Yoga...why not aikido......:)

Everyone should train in aikido. All this energy wasted on (fill in the blank here with fitness fad of the day) does not make one aware of their surroundings. It does not teach you how it feels to be grabbed and it does not offer you any solutions to conflict.

How does Zumba make you safer and how does golf add to your tool kit in a conflict situation? Okay, golf makes you familiar with a handy weapon…but have you ever thought about using it a self-defense option?

Now I am not saying that golf, yoga or dance training is bad…not at all. What I am saying is the world is not safe and we could all use aikido training.

One young woman trained with us for several months before she went off to travel in Europe for a semester.  She was never going to be a lifelong aikidoka but her training helped her. She was on a train in Amsterdam alone at night with just one other person, a strange man. That man approached her; as he leaned into to grab her with a lecherous comment she put her foot in his stomach and pushed…he staggered back and she scooted out of that car into the next where there were other people.  Safe.

Could she have done this without aikido training…maybe but would she have given herself permission to follow the little voice in her head?

I know we can’t visit every kind of conflict that happens to humans…but we can train in an art that allows us the opportunity to feel what it feels like to grabbed, pushed and be really uncomfortable.
We can support each other in our choice to address the unmentionable…that conflict happens and many of us end up victimized because our heads are in the sand. “If it is not thought about it won’t happen.” It happens every day and in lots of different ways.

From guys making secret quiet comments when they think no one else will know, to angry drivers who scream at mothers with babies after causing an accident.

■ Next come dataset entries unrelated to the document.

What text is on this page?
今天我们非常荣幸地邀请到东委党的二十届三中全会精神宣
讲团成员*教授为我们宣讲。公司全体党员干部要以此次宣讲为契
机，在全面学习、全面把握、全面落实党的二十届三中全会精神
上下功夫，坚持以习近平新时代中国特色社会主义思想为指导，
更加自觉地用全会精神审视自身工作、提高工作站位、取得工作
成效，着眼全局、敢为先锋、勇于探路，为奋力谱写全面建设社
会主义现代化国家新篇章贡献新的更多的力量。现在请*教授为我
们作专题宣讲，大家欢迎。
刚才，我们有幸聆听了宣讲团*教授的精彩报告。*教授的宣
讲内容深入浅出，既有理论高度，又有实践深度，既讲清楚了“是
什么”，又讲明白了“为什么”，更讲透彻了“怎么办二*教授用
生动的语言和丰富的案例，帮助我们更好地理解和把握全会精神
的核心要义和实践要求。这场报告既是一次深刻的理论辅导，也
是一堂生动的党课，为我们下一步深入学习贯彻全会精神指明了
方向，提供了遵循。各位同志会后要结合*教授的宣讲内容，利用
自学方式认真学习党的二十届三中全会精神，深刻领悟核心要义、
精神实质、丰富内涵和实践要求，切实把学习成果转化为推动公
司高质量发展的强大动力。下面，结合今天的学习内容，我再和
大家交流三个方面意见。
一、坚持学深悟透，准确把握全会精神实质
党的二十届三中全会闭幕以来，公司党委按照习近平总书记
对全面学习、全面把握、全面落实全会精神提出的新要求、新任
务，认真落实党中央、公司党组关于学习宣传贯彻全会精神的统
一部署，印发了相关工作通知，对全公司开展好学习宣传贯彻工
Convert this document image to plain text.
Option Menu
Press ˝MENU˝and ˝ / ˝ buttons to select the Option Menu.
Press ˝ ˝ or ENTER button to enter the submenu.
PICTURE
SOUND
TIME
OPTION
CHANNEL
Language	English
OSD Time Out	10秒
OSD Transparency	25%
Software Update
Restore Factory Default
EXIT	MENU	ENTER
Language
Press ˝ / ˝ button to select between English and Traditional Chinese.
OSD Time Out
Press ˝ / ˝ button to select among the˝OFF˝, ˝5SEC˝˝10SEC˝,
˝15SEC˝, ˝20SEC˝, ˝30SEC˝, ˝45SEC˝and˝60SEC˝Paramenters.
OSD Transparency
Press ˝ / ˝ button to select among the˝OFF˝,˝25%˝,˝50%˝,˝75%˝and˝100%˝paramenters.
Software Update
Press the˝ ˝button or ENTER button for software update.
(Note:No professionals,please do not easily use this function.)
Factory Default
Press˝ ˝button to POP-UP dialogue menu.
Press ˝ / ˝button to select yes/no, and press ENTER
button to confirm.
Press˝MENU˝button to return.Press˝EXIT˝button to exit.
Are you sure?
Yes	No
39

People seem angrier these days, short tempered and out of patience. Aikido helps with that too. Not just with the obvious endorphins that we get from any exercise but from the connection and trust that is established when we get to use another person’s body and energy.

Aikido offers us the chance to develop compassion, empathy, patience and joy along with strength, spatial awareness and heightened vigilance. It offers a sacred pause to look at our own choices. It allows us the chance to change lifelong habits and question our own motives. We can make changes, big and small, that make us freer and happier.

Yup, everyone should train in aikido at least 3 times a week…see ya on the mat.